Department of Anesthesiology, Chang Gung Memorial Hospital, Taoyuan, Taiwan.
Resuscitation. 2011 Mar;82(3):335-40. doi: 10.1016/j.resuscitation.2010.11.007. Epub 2010 Dec 18.
Ondansetron is a 5-HT3 receptor antagonist with potent antiemetic, analgesic, and antiphlogistic effects. Recent evidence suggests that the co-existence of 5-HT3 receptors in various cell types is involved in inflammation. However, the effects that 5-HT3 antagonists produce in haemorrhagic shock and resuscitation remain unknown. In this study, we hypothesized that ondansetron administration in male rats, after haemorrhagic shock, decreases cytokine production and protects against hepatic injury through a p38 mitogen-activated protein kinase (MAPK) pathway.

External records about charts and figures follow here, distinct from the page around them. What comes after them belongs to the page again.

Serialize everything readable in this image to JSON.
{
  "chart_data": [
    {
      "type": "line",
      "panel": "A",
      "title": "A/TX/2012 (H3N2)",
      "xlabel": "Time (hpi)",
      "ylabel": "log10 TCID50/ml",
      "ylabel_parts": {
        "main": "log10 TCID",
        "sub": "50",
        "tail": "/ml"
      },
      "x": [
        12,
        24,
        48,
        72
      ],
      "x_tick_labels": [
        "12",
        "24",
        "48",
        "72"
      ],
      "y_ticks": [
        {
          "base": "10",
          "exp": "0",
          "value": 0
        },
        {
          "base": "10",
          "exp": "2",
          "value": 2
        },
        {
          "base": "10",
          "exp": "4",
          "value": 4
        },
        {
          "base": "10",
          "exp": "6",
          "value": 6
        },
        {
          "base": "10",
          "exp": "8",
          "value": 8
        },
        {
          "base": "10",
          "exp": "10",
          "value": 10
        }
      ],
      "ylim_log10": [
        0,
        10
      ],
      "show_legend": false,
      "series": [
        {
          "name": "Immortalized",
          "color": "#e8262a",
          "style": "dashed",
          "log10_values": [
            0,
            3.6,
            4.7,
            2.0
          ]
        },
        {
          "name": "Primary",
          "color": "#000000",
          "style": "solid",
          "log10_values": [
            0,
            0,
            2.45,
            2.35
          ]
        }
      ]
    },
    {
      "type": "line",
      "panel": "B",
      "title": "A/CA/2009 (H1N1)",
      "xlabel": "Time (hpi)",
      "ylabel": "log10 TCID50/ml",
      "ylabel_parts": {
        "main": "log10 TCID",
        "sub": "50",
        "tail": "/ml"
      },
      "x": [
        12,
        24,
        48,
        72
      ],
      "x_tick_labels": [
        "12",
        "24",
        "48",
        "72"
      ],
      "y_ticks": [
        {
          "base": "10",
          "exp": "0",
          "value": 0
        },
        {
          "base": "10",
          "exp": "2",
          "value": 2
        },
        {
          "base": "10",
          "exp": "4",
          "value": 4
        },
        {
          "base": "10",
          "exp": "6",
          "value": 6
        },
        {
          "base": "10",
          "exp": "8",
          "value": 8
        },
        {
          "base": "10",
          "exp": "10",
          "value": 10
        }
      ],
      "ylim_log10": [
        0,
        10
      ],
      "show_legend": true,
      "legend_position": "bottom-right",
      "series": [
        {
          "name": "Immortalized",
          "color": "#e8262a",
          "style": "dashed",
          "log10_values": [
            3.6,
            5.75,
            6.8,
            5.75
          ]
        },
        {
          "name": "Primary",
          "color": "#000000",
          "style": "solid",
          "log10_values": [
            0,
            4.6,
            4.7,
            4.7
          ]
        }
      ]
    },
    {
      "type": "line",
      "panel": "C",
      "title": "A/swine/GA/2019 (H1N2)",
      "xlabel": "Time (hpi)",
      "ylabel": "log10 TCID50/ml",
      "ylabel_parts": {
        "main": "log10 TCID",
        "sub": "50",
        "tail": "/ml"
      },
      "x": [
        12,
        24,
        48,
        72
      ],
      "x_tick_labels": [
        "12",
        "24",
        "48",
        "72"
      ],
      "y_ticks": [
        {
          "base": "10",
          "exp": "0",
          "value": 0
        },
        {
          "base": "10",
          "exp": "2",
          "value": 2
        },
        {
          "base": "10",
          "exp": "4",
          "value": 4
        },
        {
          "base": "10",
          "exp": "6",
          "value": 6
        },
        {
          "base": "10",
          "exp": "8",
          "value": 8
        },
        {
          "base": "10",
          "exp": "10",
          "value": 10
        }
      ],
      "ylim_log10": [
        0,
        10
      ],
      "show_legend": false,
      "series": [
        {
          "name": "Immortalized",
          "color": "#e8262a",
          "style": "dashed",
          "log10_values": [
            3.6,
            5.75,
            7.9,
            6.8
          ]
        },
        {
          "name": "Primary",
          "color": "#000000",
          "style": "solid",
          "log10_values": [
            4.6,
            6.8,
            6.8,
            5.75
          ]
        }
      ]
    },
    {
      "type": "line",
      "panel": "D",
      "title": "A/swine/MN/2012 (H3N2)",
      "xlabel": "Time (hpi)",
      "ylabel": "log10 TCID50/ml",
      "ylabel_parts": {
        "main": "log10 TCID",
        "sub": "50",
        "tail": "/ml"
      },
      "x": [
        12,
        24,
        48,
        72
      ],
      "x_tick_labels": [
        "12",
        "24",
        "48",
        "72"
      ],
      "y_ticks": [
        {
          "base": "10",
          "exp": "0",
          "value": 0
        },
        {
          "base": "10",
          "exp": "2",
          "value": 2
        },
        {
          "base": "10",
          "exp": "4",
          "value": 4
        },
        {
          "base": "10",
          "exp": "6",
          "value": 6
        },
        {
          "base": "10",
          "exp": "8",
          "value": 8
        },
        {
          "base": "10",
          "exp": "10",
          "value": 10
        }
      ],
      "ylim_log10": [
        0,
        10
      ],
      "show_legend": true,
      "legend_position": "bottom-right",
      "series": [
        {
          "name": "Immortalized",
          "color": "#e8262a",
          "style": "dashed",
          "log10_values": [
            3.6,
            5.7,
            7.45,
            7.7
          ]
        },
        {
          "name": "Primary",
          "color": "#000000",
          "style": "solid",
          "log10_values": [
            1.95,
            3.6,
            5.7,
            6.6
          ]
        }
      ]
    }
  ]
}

Male Sprague-Dawley rats underwent haemorrhagic shock (mean arterial blood pressure 40 mm Hg for 90 min), followed by resuscitation. Various doses of ondansetron (0.1, 0.3, 1, 3 mg kg(-1)) or a single dose of ondansetron (1 mg kg(-1)) with or without a p38 MAPK inhibitor (SB-203580, 2 mg kg(-1)) or vehicle were administered intravenously during resuscitation. Plasma aspartate aminotransferase (AST) and alanine aminotransferase (ALT) concentrations and various liver proinflammatory parameters were measured at 24h after resuscitation.
Results show that haemorrhagic shock increases plasma AST and ALT concentrations, hepatic myeloperoxidase activity, cytokine-induced neutrophil chemoattractant (CINC)-1, CINC-3, intercellular adhesion molecule-1 (ICAM-1), interleukin-6 (IL-6) and tumor necrosis factor α (TNF-α) levels. These parameters were significantly improved in the ondansetron-treated rats subjected to haemorrhagic shock. Ondansetron treatment restored phos-p38 MAPK expression as compared with vehicle-treated haemorrhaged rats. Coadministration of SB-203580 prevented the beneficial effects of ondansetron on postresuscitation proinflammatory responses and hepatic injury.
Ondansetron attenuates hepatic injury following haemorrhagic shock, which is, at least in part, to be due to its anti-inflammatory effect via p38 MAPK signal pathway.
昂丹司琼是一种 5-HT3 受体拮抗剂,具有强大的止吐、镇痛和抗炎作用。最近的证据表明,各种细胞类型中 5-HT3 受体的共存与炎症有关。然而,5-HT3 拮抗剂在失血性休克和复苏中的作用尚不清楚。在这项研究中,我们假设在雄性大鼠失血性休克后给予昂丹司琼,通过 p38 丝裂原活化蛋白激酶(MAPK)途径减少细胞因子的产生并防止肝损伤。
雄性 Sprague-Dawley 大鼠经历失血性休克(平均动脉血压 40mmHg 持续 90min),然后复苏。在复苏期间,给予不同剂量的昂丹司琼(0.1、0.3、1、3mg/kg)或单次剂量的昂丹司琼(1mg/kg),并伴有或不伴有 p38 MAPK 抑制剂(SB-203580,2mg/kg)或载体。在复苏后 24h 测量血浆天冬氨酸转氨酶(AST)和丙氨酸转氨酶(ALT)浓度和各种肝前炎症参数。
结果表明,失血性休克增加了血浆 AST 和 ALT 浓度、肝髓过氧化物酶活性、细胞因子诱导的中性粒细胞趋化因子(CINC)-1、CINC-3、细胞间黏附分子-1(ICAM-1)、白细胞介素-6(IL-6)和肿瘤坏死因子α(TNF-α)水平。这些参数在接受昂丹司琼治疗的失血性休克大鼠中得到了显著改善。与接受载体治疗的失血性大鼠相比,昂丹司琼治疗恢复了磷酸化 p38MAPK 的表达。SB-203580 的共同给药阻止了昂丹司琼对再灌注后前炎症反应和肝损伤的有益作用。
昂丹司琼减轻失血性休克后的肝损伤,至少部分原因是通过 p38 MAPK 信号通路发挥抗炎作用。